'Tis the season for giving, and writer Mike Carey has two gifts for fans of his Marvel Comics work. First, on December 12, Carey and artist Nelson DeCastro have a six-page story featured in the Marvel Holiday Special 2007 anthology, and Carey and artist Scott Kollins' one-shot Wolverine: Firebreak hits stores one week later. CBR News spoke with Carey about both projects.
Penning a story for the Marvel Holiday Special has become sort of a tradition for Carey, and 2007 marks the third time he's worked on the project. What appeals to me about the holiday stories is you can come at them from any angle you like, Mike Carey told CBR News. From a narrative point of view, you can do things you wouldn't be able to do any other time. The two previous stories I did were told in verse. One was a music hall recital in the style of 'Twas Christmas Day in the Workhouse,' and the other one used Dr. Seuss-style rhyming couplets.
For his latest Marvel holiday tale, Carey has drawn inspiration from the 1967 Marvel humor title Not Brand Echh! It's a rapid-fire story full of sight gags and silly one-offs, Carey explained. The story takes us on a little whistle stop tour of a lot of the odd corners and weird backwaters of the Marvel Universe.
The story stars a downtrodden and put upon feature writer for the Daily Bugle, Carey continued. He's been given a handful of hours to drag together a story on the meaning of Christmas and he's decided he's going to do this as a Q&A. He's going to go to all these superheroes and villains and other well known Marvel characters and ask them what they think the meaning of Christmas is.
Carey is very pleased with the way artist Nelson Decastro has brought to life all the holiday hi-jinks and yuletide yucks of his script. He uses a beautiful, fully rendered style that's very rich, Carey said. It really works because so much of the humor arises from the incidental details in the panels.
Wolverine: Firebreak is a decidedly more serious tale that finds the titular X-Man blinded and trapped in a raging forest fire. The story was born when editor Aubrey Sitterson asked Carey to submit ideas for a Wolverine one-shot. I always like Wolverine when he's kind of handicapped in some way, or given some interesting burden to bear, Carey stated. The deck will be stacked against him but he gets out from under anyway. Because it's not just his admantium skeleton and healing factor that makes him so dangerous, it's also the fact he's an infinitely resourceful, sly, and clever guy. You don't want to corner him because if you do you're going to wish you hadn't.

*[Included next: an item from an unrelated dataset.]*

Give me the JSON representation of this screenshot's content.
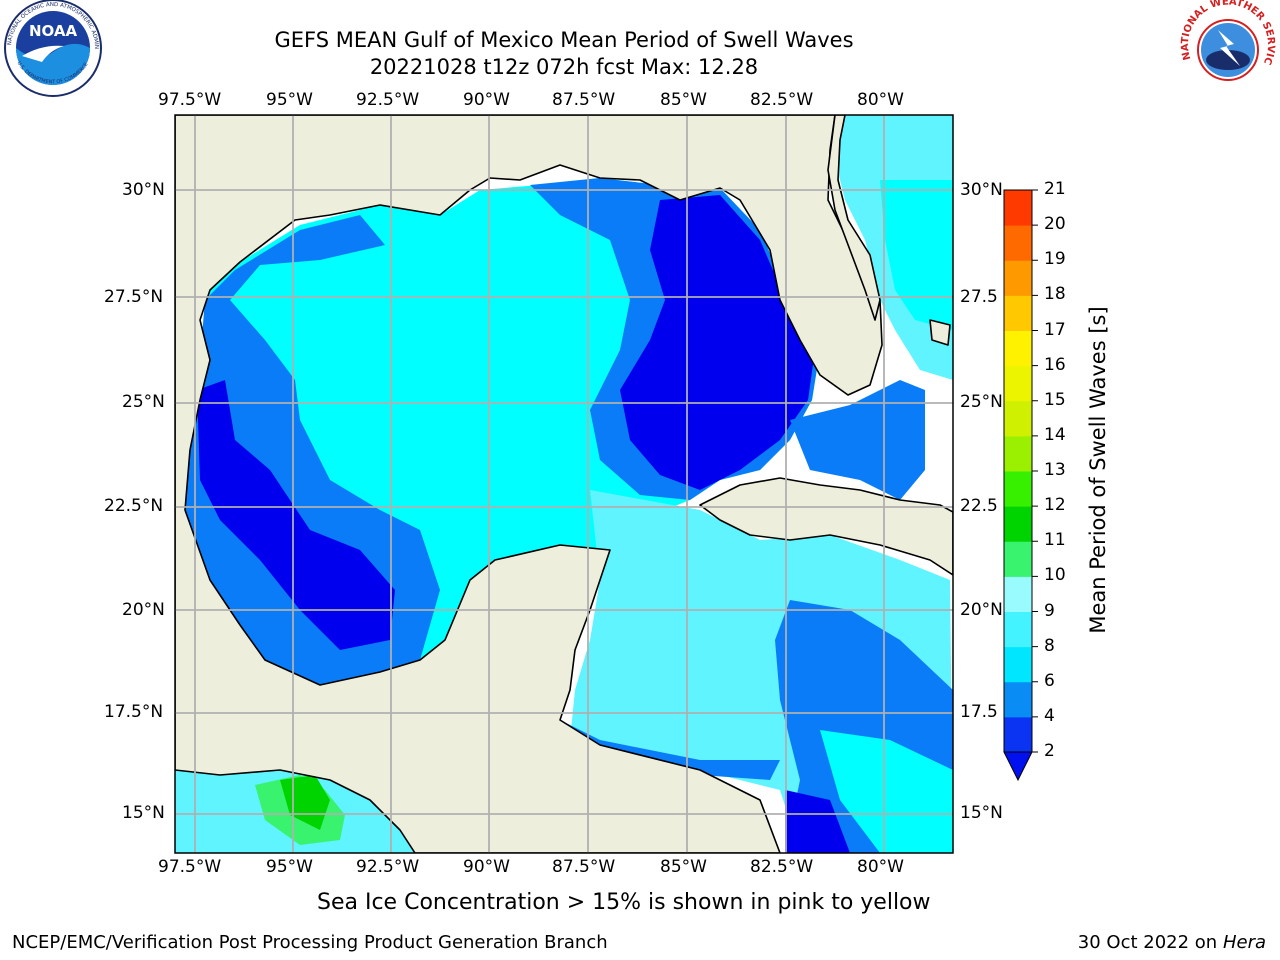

All of Wolverine's survival skills will be put to the test in Firebreak, because the inferno he's trapped in isn't a naturally occurring one. The fire didn't start at random and there's a reason why Logan's been blinded, Carey explained. It's because of the horrific toxins in the fire, which was started when an A.I.M. experiment got out hand.
Carey feels robbing Logan of his sight in Firebreak adds an extra dimension to the story. Wolverine is the ultimate loner but suddenly has to rely on other people here, Carey said. His other senses can fill in some of the gaps but there will be a family of three innocent civilians, a husband, his wife and their little daughter, acting as his eyes. I've used the father as the narrator and the events of the story change his life. When we meet him there's this external crisis, the fact they're trapped in a forest fire. But there's an internal crisis as well. His marriage is falling apart for what seems to be a very good reason -- his infidelity. You add Wolverine to this very volatile situation and he becomes the catalyst for a variety of changes, some of them obvious and some less so.
'Firebreak' is a pretty intense and fast paced story but there's an emotional dimension to it as well, Carey continued. There are some interesting relationships. Like the recent 'Wolverine Annual,' this story looks at the impact of Wolverine on other people's lives. That's always a fertile ground and it adds some depth and power to the story.
Carey feels the power of Wolverine: Firebreak has been enhanced by the way Scott Kollins has brought the story to life. His art for this story is both visceral and visually powerful, Carey stated. I think Scott handled the emotional beats brilliantly. There's a fight between Wolverine and a bear -- only a couple of pages, but it really hits you in the eyes. It's beautiful stuff.
Wolverine: Firebreak and his Marvel Holiday Special story proved to be great fun for Carey, and the writer hopes fans enjoy both stories because he'd love to do similar tales in the future. I hope I'm still doing stories for 'The Marvel Holiday Special' when I'm 60, and I hope Marvel will continue to do one-shot style Wolverine stories, Carey said. Because at some point I'd love to come back for another crack at the character.